As an example I’m bringing an attempt to run tmux/mosh/weechat as a snap package. This github PR describes the problems I’m getting: https://github.com/chrmod/snap-irc/pull/2
At this moment I’m focusing on mosh which happens to complain:
Can't load '/usr/lib/x86_64-linux-gnu/perl-base/auto/IO/IO.so' for module IO: /usr/lib/x86_64-linux-gnu/perl-base/auto/IO/IO.so: failed to map segment from shared object at /usr/lib/x86_64-linux-gnu/perl-base/XSLoader.pm line 70.
but IO.so is present at /snap/irc/current/usr/lib/x86_64-linux-gnu/perl-base/auto/IO/IO.so.
Importantly, it will recommend that you install ‘snappy-debug’ which can be used to suggest various things (eg, interfaces to plug, things to change in your snap, etc).
That said, based on your denials, your snap is attempting to:
use the mknod syscall (scmp_sys_resolver 133)

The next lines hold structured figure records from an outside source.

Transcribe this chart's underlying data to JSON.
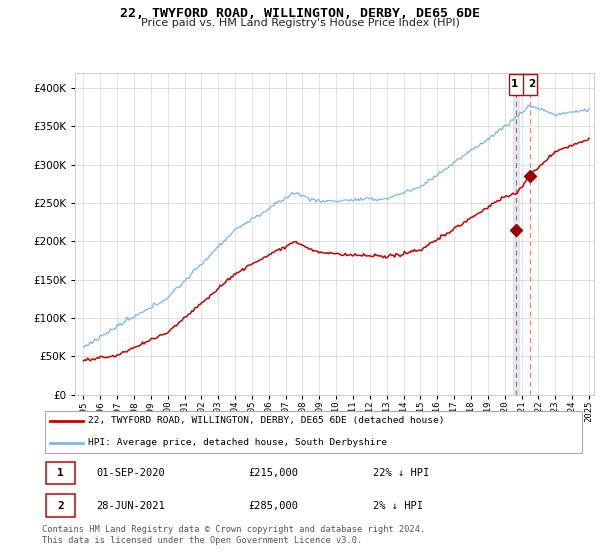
{
  "title": "22, TWYFORD ROAD, WILLINGTON, DERBY, DE65 6DE",
  "subtitle": "Price paid vs. HM Land Registry's House Price Index (HPI)",
  "legend_label1": "22, TWYFORD ROAD, WILLINGTON, DERBY, DE65 6DE (detached house)",
  "legend_label2": "HPI: Average price, detached house, South Derbyshire",
  "annotation1_date": "01-SEP-2020",
  "annotation1_price": "£215,000",
  "annotation1_hpi": "22% ↓ HPI",
  "annotation2_date": "28-JUN-2021",
  "annotation2_price": "£285,000",
  "annotation2_hpi": "2% ↓ HPI",
  "footer": "Contains HM Land Registry data © Crown copyright and database right 2024.\nThis data is licensed under the Open Government Licence v3.0.",
  "sale1_year": 2020.67,
  "sale1_price": 215000,
  "sale2_year": 2021.5,
  "sale2_price": 285000,
  "color_hpi": "#7ab8e8",
  "color_price": "#cc0000",
  "color_vline1": "#aaccee",
  "color_vline2": "#dd6666",
  "ylim_min": 0,
  "ylim_max": 420000,
  "yticks": [
    0,
    50000,
    100000,
    150000,
    200000,
    250000,
    300000,
    350000,
    400000
  ],
  "start_year": 1995,
  "end_year": 2025
}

use /usr/lib/x86_64-linux-gnu/perl-base/auto/IO/IO.so
For the first, this should be resolved in snapd 2.25 where we are using seccomp arg filtering for the mknod syscall to allow creating files, sockets and pipes (but not block or character devices)
For the second, you reference you are expecting your snap to use /snap/irc/current/usr/lib/x86_64-linux-gnu/perl-base/auto/IO/IO.so, but the denial is for /usr/lib/x86_64-linux-gnu/perl-base/auto/IO/IO.so. This indicates a problem with your snap not finding the proper IO.so. You may need to set PERL5LIB appropriately or otherwise adjust your snap so @INC will find your module. A snapcraft developer may be able to help further.
Interestingly, I expected /usr/lib/x86_64-linux-gnu/perl-base/auto/IO/IO.so to be allowed by the apparmor policy via the /etc/apparmor.d/abstractions/perl include file. It has:
This is actually fixed in trunk (and therefore the upcoming snapd 2.27) for S_IFREG, S_IFIFO and S_IFSOCK in the default template. If your snap is trying to create block or character devices, we’d need to gather specifics on the devices in question and determine the best path forward.